Décaméron

Extrait de Décaméron de Jean Boccace

 

Or le prince n'oubliait pas Restituta et l'aimable impression qu'il avait eue d'elle à première vue. Il se sentait mieux cette nuit, et, bien qu'on fût presque à l’aube, il résolut de passer quelques instants auprès de la jeune femme. Suivi d'un serviteur, il va discrètement à Cuba. Il pénètre dans la maison, se fait ouvrir sans bruit la porte derrière laquelle il sait que repose sa prisonnière, et, torche en main, entre dans la chambre. Il jette un regard sur le lit où dorment, enlacés et nus, les amoureux. On juge de sa colère soudaine. Sa fureur monta à un tel paroxysme qu'il fut sur le point de frapper les jeunes gens du poignard qu'il portait à la ceinture. Mais n'est-ce point lâcheté vile pour quiconque, à plus forte raison pour un roi, d'égorger deux enfants nus dans leur sommeil ? Frédéric se retint, et préféra les brûler sous les yeux de la foule. Il se tourne vers le seul compagnon qu'il a auprès de lui :

- Que te semble de cette femme coupable, sur qui j'avais fondé mon espoir ?
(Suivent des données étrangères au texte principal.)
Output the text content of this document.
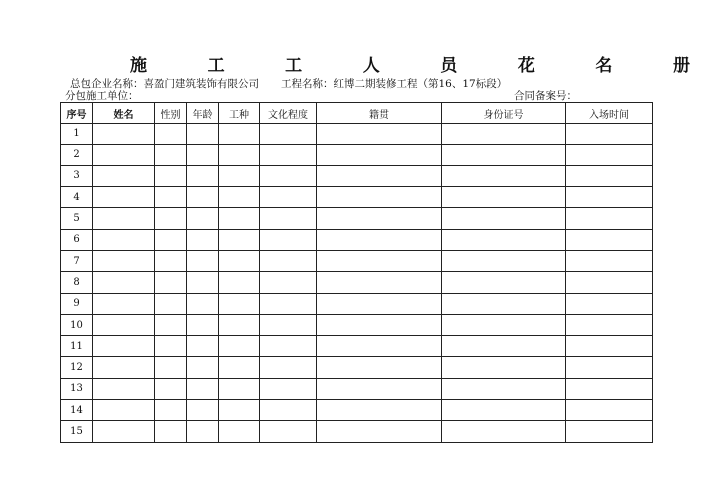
施	工	工	人	员	花	名	册
总包企业名称：喜盈门建筑装饰有限公司 工程名称：红博二期装修工程（第16、17标段）
分包施工单位：	合同备案号：
序号	姓名	性别	年龄	工种	文化程度	籍贯	身份证号	入场时间
1								
2								
3								
4								
5								
6								
7								
8								
9								
10								
11								
12								
13								
14								
15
Le serviteur connaissait-il ce galant, assez effronté pour venir jusque dans la maison du prince, l'abreuver d'injure et de honte ? À cette question, le serviteur répondit qu'il n'avait point souvenir de l'avoir jamais vu. Le roi, furieux, sort de la chambre et donne ses ordres : se saisir des amants, les enchaîner, nus comme ils sont, les conduire sur la place de Palerme, à la pointe du jour, les ligoter dos à dos à un pieu, les maintenir dans cette posture jusqu'à l'heure de tierce, pour permettre à chacun de les voir, enfin allumer leur bûcher, selon la juste punition de leur crime.